Patrick makes mention of eccentricity, which can mean anything if one doesn’t have a taste for psychiatric labels like Aspergers or some personality disorder. “I may one day end up a vagrant”. I hope he doesn’t, but that he manages to set up a little self-employed business in doing something he does well. I wondered how I would make it once I was out of seminary and the RC system. Beyond one’s mid 30’s, one is not very employable – especially if you have “quirks” and don’t fit into the corporate mould. Orwell also wrote Keep the Aspidistra Flying, which is a portrait of the middle class keep-up-with-the-Joneses mentality of the 1930’s depression era. Patrick encouraged me to see films about Quentin Crisp, above all the Naked Civil Servant. The camp manner exasperates me, but he was being himself, and there was something Christlike in that soul. Crisp also knew when his time was up and flew to America despite his doctor’s orders not to take a plane. I am surprised that Patrick, now a Russian Orthodox, didn’t mention that poignant film The Island – or for that matter The Way of a Pilgrim, St Benedict Joseph Labre or St Seraphim of Zarov. He did mention the fictitious Sebastian Flyte created by Evelyn Waugh, whose particular demon was the bottle!
It helps enormously to keep ourselves free from addictions, including the computer and the smartphone.
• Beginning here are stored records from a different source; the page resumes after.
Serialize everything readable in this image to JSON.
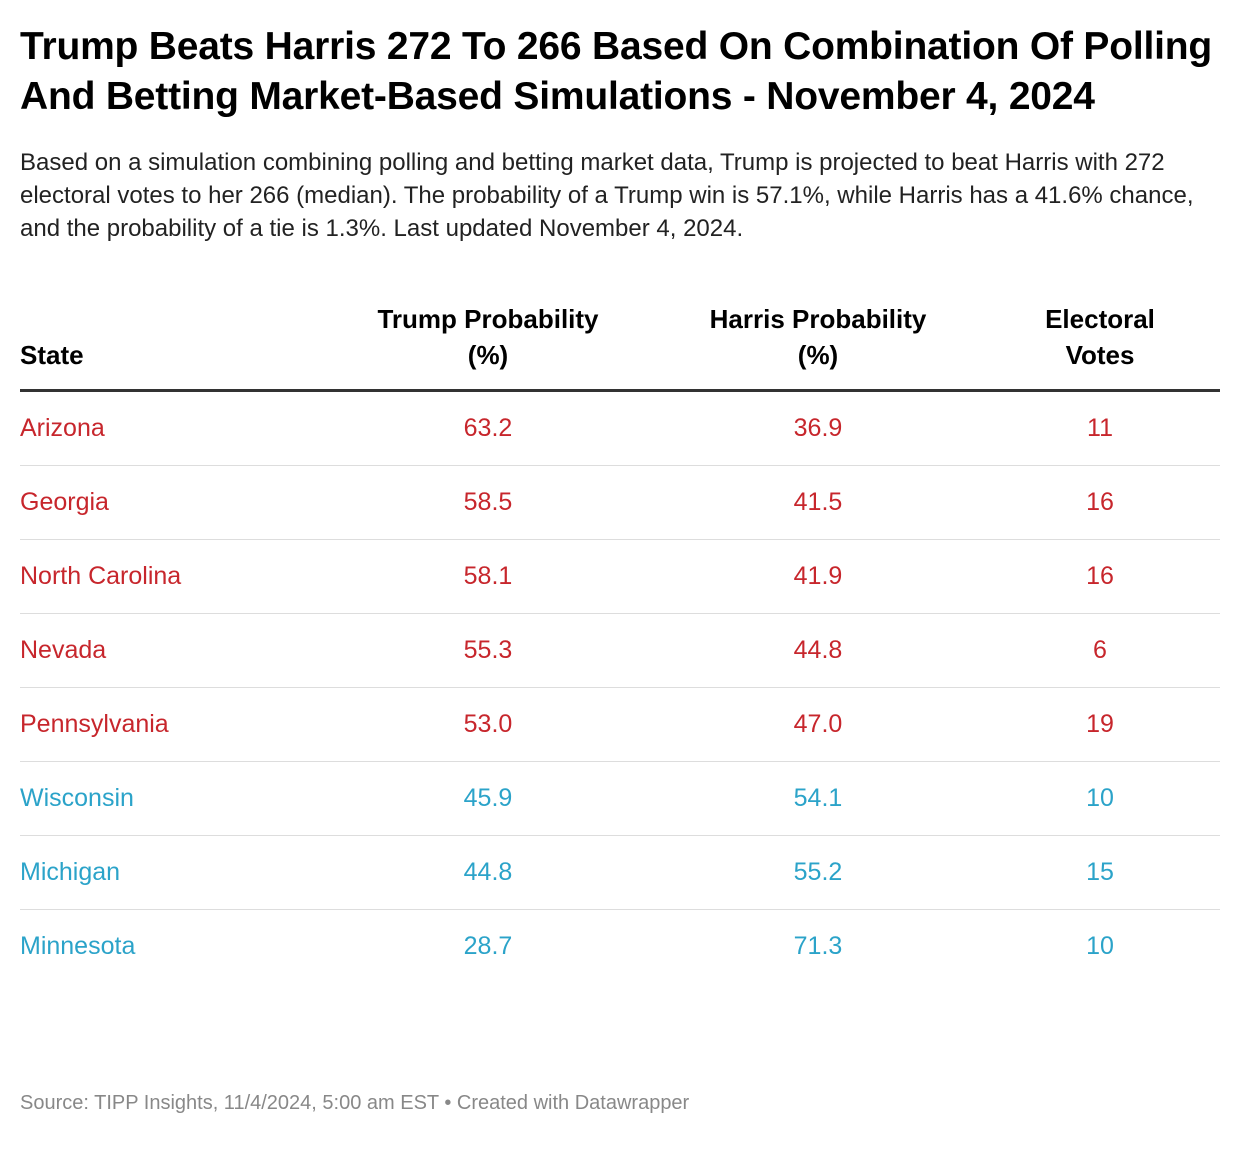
{
  "title": "Trump Beats Harris 272 To 266 Based On Combination Of Polling And Betting Market-Based Simulations - November 4, 2024",
  "description": "Based on a simulation combining polling and betting market data, Trump is projected to beat Harris with 272 electoral votes to her 266 (median). The probability of a Trump win is 57.1%, while Harris has a 41.6% chance, and the probability of a tie is 1.3%. Last updated November 4, 2024.",
  "footer": "Source: TIPP Insights, 11/4/2024, 5:00 am EST • Created with Datawrapper",
  "colors": {
    "trump": "#c7262c",
    "harris": "#2ba3c9"
  },
  "chart_data": {
    "type": "table",
    "columns": [
      "State",
      "Trump Probability (%)",
      "Harris Probability (%)",
      "Electoral Votes"
    ],
    "rows": [
      {
        "state": "Arizona",
        "trump": "63.2",
        "harris": "36.9",
        "ev": "11",
        "lean": "trump"
      },
      {
        "state": "Georgia",
        "trump": "58.5",
        "harris": "41.5",
        "ev": "16",
        "lean": "trump"
      },
      {
        "state": "North Carolina",
        "trump": "58.1",
        "harris": "41.9",
        "ev": "16",
        "lean": "trump"
      },
      {
        "state": "Nevada",
        "trump": "55.3",
        "harris": "44.8",
        "ev": "6",
        "lean": "trump"
      },
      {
        "state": "Pennsylvania",
        "trump": "53.0",
        "harris": "47.0",
        "ev": "19",
        "lean": "trump"
      },
      {
        "state": "Wisconsin",
        "trump": "45.9",
        "harris": "54.1",
        "ev": "10",
        "lean": "harris"
      },
      {
        "state": "Michigan",
        "trump": "44.8",
        "harris": "55.2",
        "ev": "15",
        "lean": "harris"
      },
      {
        "state": "Minnesota",
        "trump": "28.7",
        "harris": "71.3",
        "ev": "10",
        "lean": "harris"
      }
    ]
  }
}
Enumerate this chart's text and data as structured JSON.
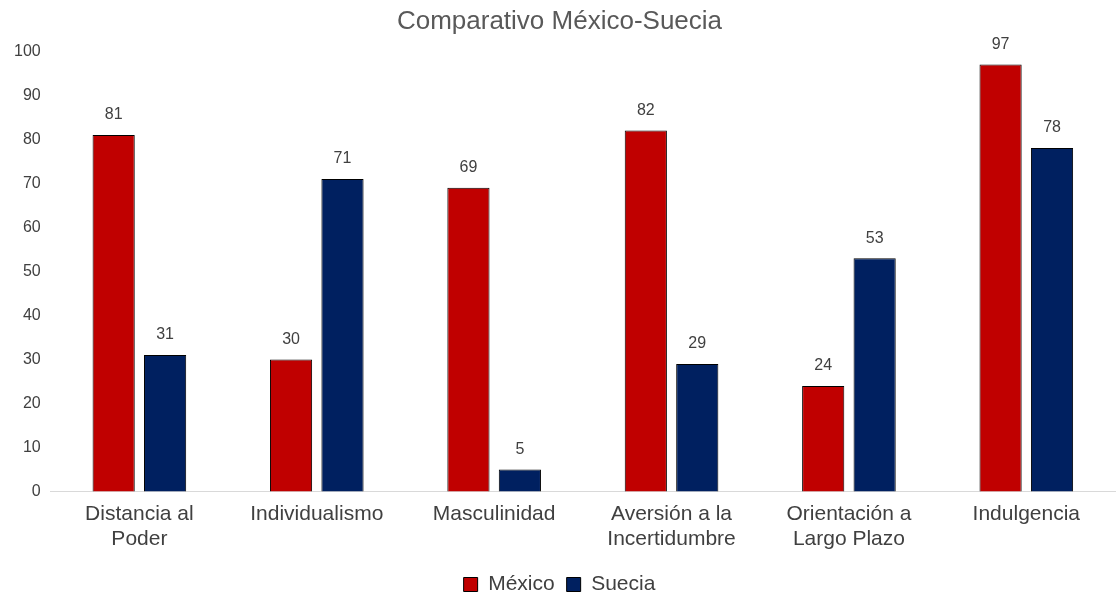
{
  "chart_data": {
    "type": "bar",
    "title": "Comparativo México-Suecia",
    "categories": [
      "Distancia al Poder",
      "Individualismo",
      "Masculinidad",
      "Aversión a la Incertidumbre",
      "Orientación a Largo Plazo",
      "Indulgencia"
    ],
    "series": [
      {
        "name": "México",
        "color": "#c00000",
        "values": [
          81,
          30,
          69,
          82,
          24,
          97
        ]
      },
      {
        "name": "Suecia",
        "color": "#002060",
        "values": [
          31,
          71,
          5,
          29,
          53,
          78
        ]
      }
    ],
    "ylim": [
      0,
      100
    ],
    "yticks": [
      0,
      10,
      20,
      30,
      40,
      50,
      60,
      70,
      80,
      90,
      100
    ],
    "grid": false,
    "legend": "bottom",
    "data_labels": true
  }
}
Some of us are not good with mainstream society, which is not good for a priest! We need to come to terms with ourselves and take life day by day. It is useless to worry about the future, especially when things seem pretty hopeless in many ways. Do not fear death! It will come and in the way we least expect. Most of us will leave this world and become totally forgotten, leaving nothing for others. It is important to engage in writing and art, not to be remembered, but to leave some good in the place of other people’s evil and sin. There is a chance we will be remembered for something good, but the importance of that is relative. How are we with God?